Former Blues coach Jacques Demers, who scouts for the Montreal Canadiens, was the early favorite to replace Keenan as coach. However, he's a fervent back-patter and defers to stars, and the Blues' owners may avoid that to quash any notion that they're catering to Hull. As a bow to fans, they might pick Bernie Federko, a former Blues' captain, or former coach Brian Sutter. Colorado assistant coach Joel Quenneville is also a candidate.
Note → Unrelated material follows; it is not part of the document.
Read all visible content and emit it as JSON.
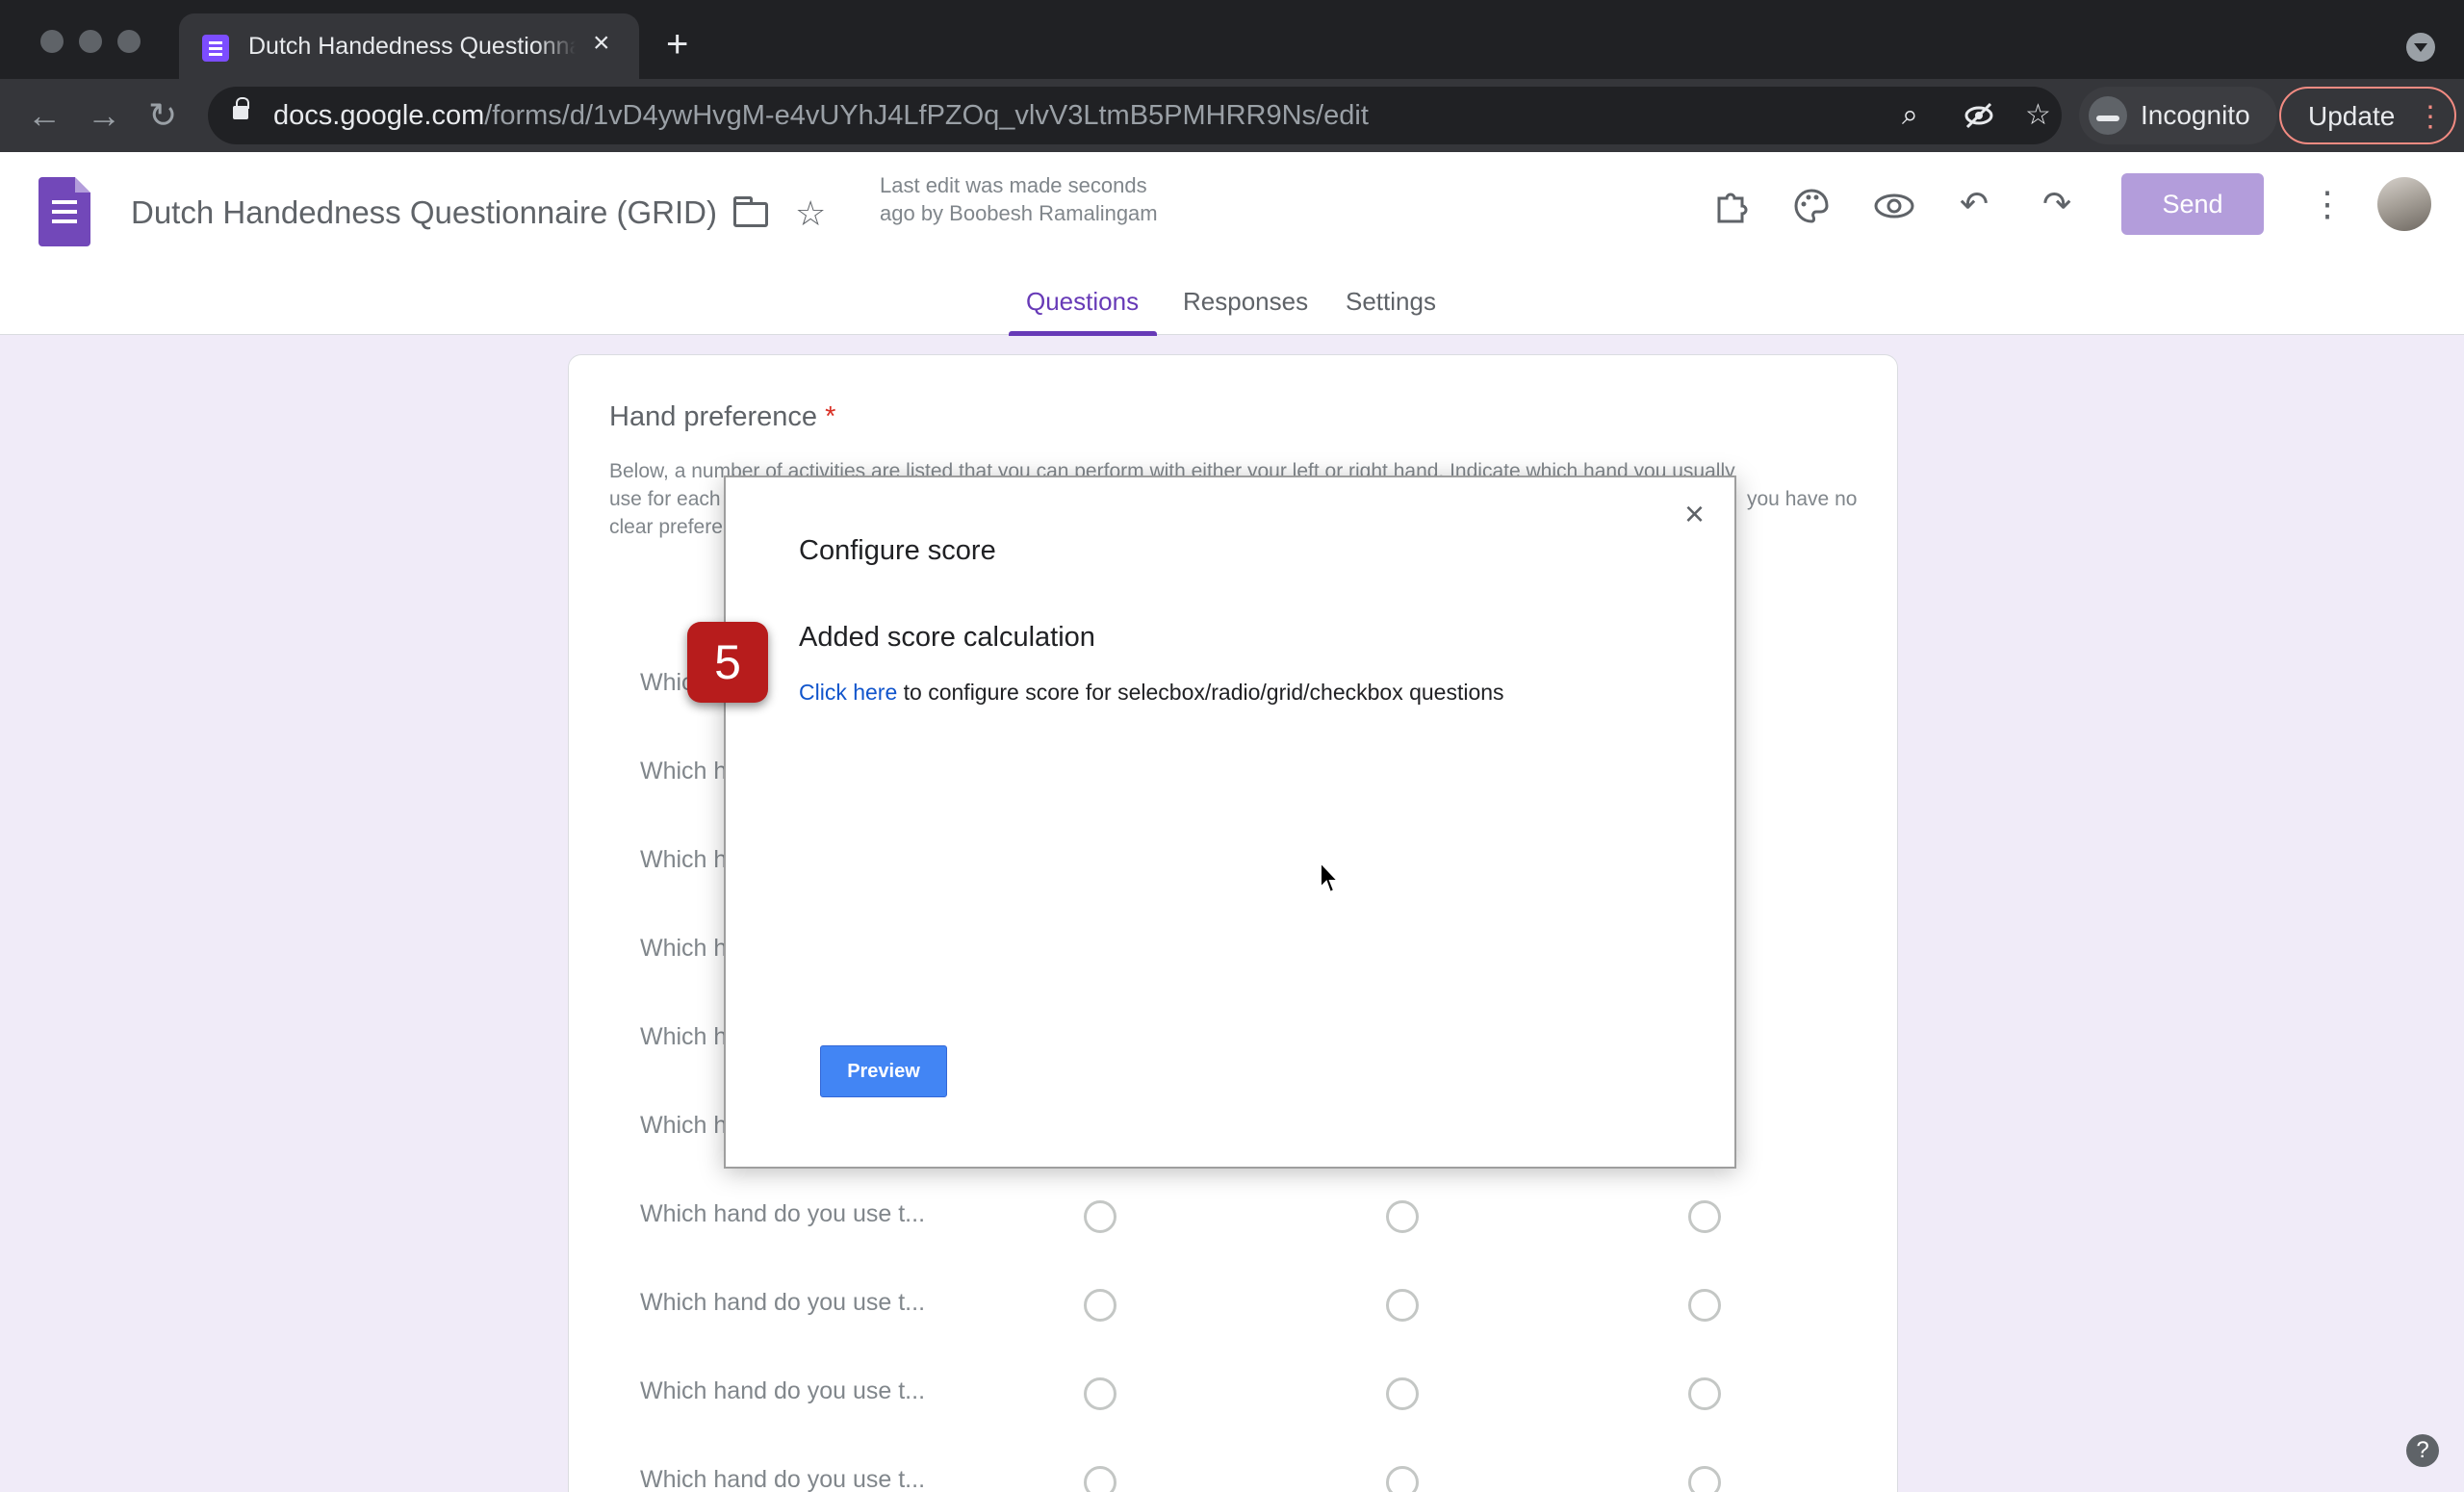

Keenan will turn up again, perhaps with the 1998 Canadian Olympic team. For now, he and former Disney executive Michael Ovitz, who's collecting $90 million in severance pay, can join former New York Knick coach Don Nelson on Maui, unemployed and getting rich at it.
STARRY, STARRY NIGHT
Congratulations to Dallas' Ken Hitchcock and Florida's Doug MacLean, who will coach the Western and Eastern All-Star teams, respectively, Jan. 18 at San Jose. Their assistants will be Marc Crawford of Colorado and Paul Maurice of Hartford. Hitchock and MacLean earned the jobs based on their division teams leading their respective conferences. The assistants are the head coaches of the teams in first place in the other divisions.
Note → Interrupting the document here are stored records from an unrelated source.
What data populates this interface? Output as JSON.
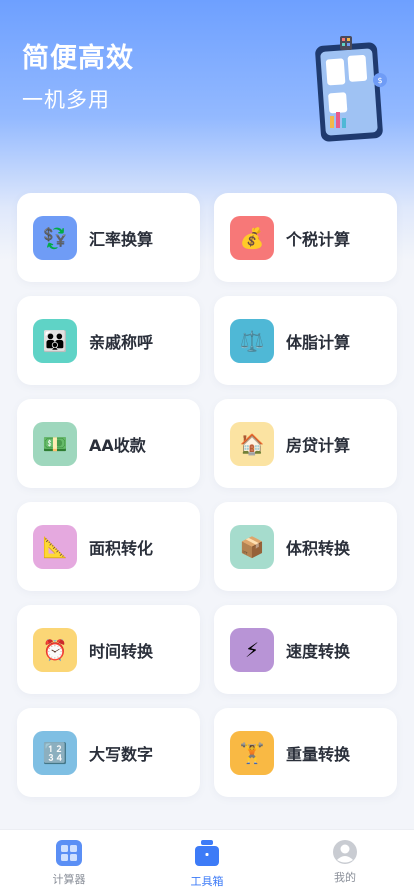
{
  "hero": {
    "title": "简便高效",
    "subtitle": "一机多用"
  },
  "tools": [
    {
      "label": "汇率换算",
      "icon": "currency-exchange-icon",
      "glyph": "💱",
      "color": "#6f9cf6"
    },
    {
      "label": "个税计算",
      "icon": "money-bag-icon",
      "glyph": "💰",
      "color": "#f77878"
    },
    {
      "label": "亲戚称呼",
      "icon": "family-icon",
      "glyph": "👪",
      "color": "#5fd3c6"
    },
    {
      "label": "体脂计算",
      "icon": "balance-scale-icon",
      "glyph": "⚖️",
      "color": "#4fb8d6"
    },
    {
      "label": "AA收款",
      "icon": "cash-icon",
      "glyph": "💵",
      "color": "#9ed7bd"
    },
    {
      "label": "房贷计算",
      "icon": "house-icon",
      "glyph": "🏠",
      "color": "#fbe3a2"
    },
    {
      "label": "面积转化",
      "icon": "ruler-icon",
      "glyph": "📐",
      "color": "#e5a9df"
    },
    {
      "label": "体积转换",
      "icon": "package-icon",
      "glyph": "📦",
      "color": "#a6dccd"
    },
    {
      "label": "时间转换",
      "icon": "alarm-clock-icon",
      "glyph": "⏰",
      "color": "#fbd676"
    },
    {
      "label": "速度转换",
      "icon": "lightning-icon",
      "glyph": "⚡",
      "color": "#b894d6"
    },
    {
      "label": "大写数字",
      "icon": "numbers-icon",
      "glyph": "🔢",
      "color": "#7fbfe3"
    },
    {
      "label": "重量转换",
      "icon": "weightlifter-icon",
      "glyph": "🏋",
      "color": "#f9b944"
    }
  ],
  "tabbar": {
    "items": [
      {
        "label": "计算器",
        "icon": "calculator-grid-icon",
        "active": false
      },
      {
        "label": "工具箱",
        "icon": "toolbox-icon",
        "active": true
      },
      {
        "label": "我的",
        "icon": "user-avatar-icon",
        "active": false
      }
    ]
  },
  "colors": {
    "accent": "#3d7bf7",
    "inactive": "#8a8f99"
  }
}
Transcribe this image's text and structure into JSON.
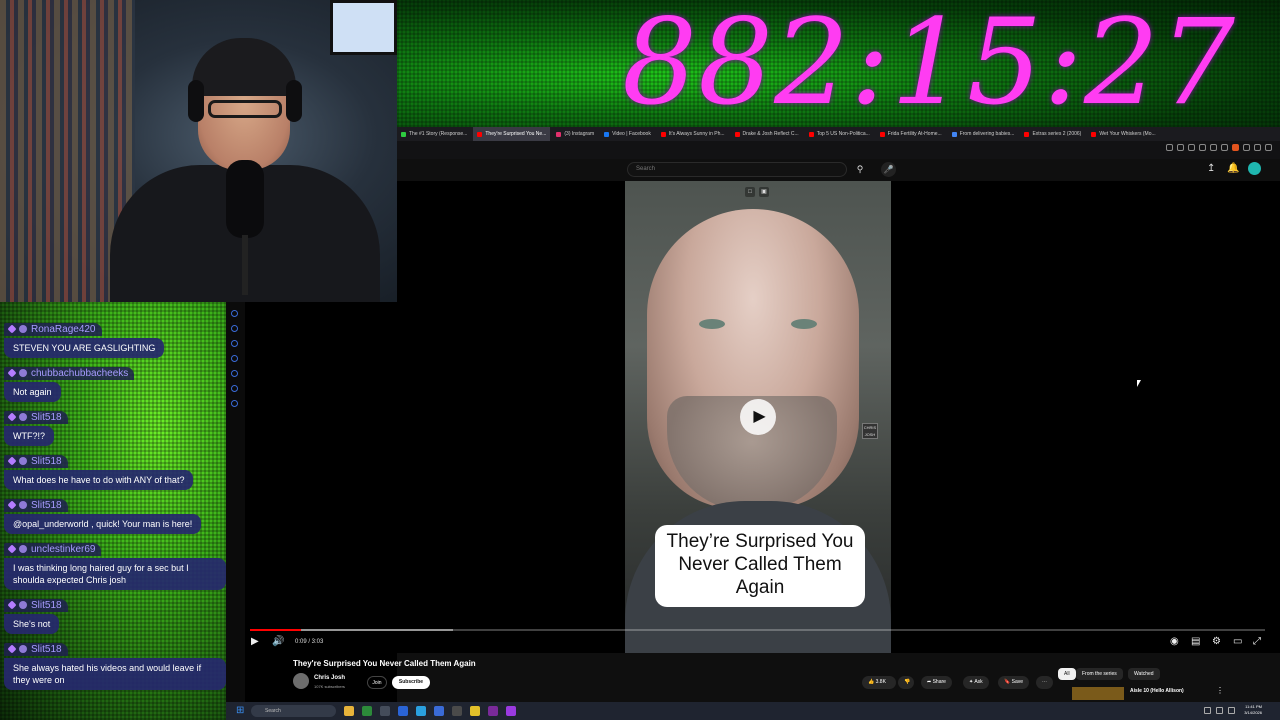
{
  "overlay": {
    "countdown": "882:15:27"
  },
  "chat": {
    "messages": [
      {
        "user": "RonaRage420",
        "text": "STEVEN YOU ARE GASLIGHTING"
      },
      {
        "user": "chubbachubbacheeks",
        "text": "Not again"
      },
      {
        "user": "Slit518",
        "text": "WTF?!?"
      },
      {
        "user": "Slit518",
        "text": "What does he have to do with ANY of that?"
      },
      {
        "user": "Slit518",
        "text": "@opal_underworld , quick! Your man is here!"
      },
      {
        "user": "unclestinker69",
        "text": "I was thinking long haired guy for a sec but I shoulda expected Chris josh"
      },
      {
        "user": "Slit518",
        "text": "She's not"
      },
      {
        "user": "Slit518",
        "text": "She always hated his videos and would leave if they were on"
      }
    ]
  },
  "browser": {
    "tabs": [
      {
        "label": "The #1 Story (Response...",
        "color": "#2ecc40",
        "active": false
      },
      {
        "label": "They're Surprised You Ne...",
        "color": "#ff0000",
        "active": true
      },
      {
        "label": "(3) Instagram",
        "color": "#e1306c",
        "active": false
      },
      {
        "label": "Video | Facebook",
        "color": "#1877f2",
        "active": false
      },
      {
        "label": "It's Always Sunny in Ph...",
        "color": "#ff0000",
        "active": false
      },
      {
        "label": "Drake & Josh Reflect C...",
        "color": "#ff0000",
        "active": false
      },
      {
        "label": "Top 5 US Non-Politica...",
        "color": "#ff0000",
        "active": false
      },
      {
        "label": "Frida Fertility At-Home...",
        "color": "#ff0000",
        "active": false
      },
      {
        "label": "From delivering babies...",
        "color": "#4285f4",
        "active": false
      },
      {
        "label": "Extras series 2 (2006)",
        "color": "#ff0000",
        "active": false
      },
      {
        "label": "Wet Your Whiskers (Mo...",
        "color": "#ff0000",
        "active": false
      }
    ]
  },
  "youtube": {
    "search_placeholder": "Search",
    "video": {
      "caption": "They’re Surprised You Never Called Them Again",
      "time": "0:09 / 3:03",
      "progress": 0.05,
      "buffered": 0.2
    },
    "title": "They're Surprised You Never Called Them Again",
    "channel": {
      "name": "Chris Josh",
      "subscribers": "107K subscribers",
      "join_label": "Join",
      "subscribe_label": "Subscribe"
    },
    "actions": {
      "likes": "3.8K",
      "share": "Share",
      "ask": "Ask",
      "save": "Save"
    },
    "chips": [
      "All",
      "From the series",
      "Watched"
    ],
    "recommended": {
      "title": "Aisle 10 (Hello Allison)"
    }
  },
  "taskbar": {
    "search_placeholder": "Search",
    "time": "11:41 PM",
    "date": "3/14/2026"
  }
}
Hitchcock, whose team surged to the top on a 5-0-2 streak, didn't know he was in line for the All-Star job until a few days ago.
"Other than it means our team is in good position, league-wise, it means nothing to me," he told the Dallas Morning News. "And I don't mean that to be sarcastic."
Florida and the Philadelphia Flyers each had 45 points in the Atlantic Division but MacLean won out over Terry Murray because the Panthers had a better winning percentage, even though Philadelphia had more victories. The tiebreaker also applied for the assistant, because the Whalers and Buffalo Sabres each had 38 points. Too bad, because Murray and Buffalo's Ted Nolan have two of the NHL's hottest teams.
LETTER OF THE LAW
It's typical of the NHL to trumpet its Dec. 15 crackdown on illegal goalie equipment, only to back off and give four teams--among them the Mighty Ducks--more time because the pad police didn't get around to checking the gear of those teams' goalies. Sounds suspiciously like its crackdown on interference last season, which initially was gung-ho but rapidly lost its steam.
No goalie has been nabbed with oversized equipment, but some are still grumbling about switching their gear, no matter that the difference was often no more than half an inch on their leg pads.
"They might as well make us play naked out there," Dallas goalie Darcy Wakaluk said.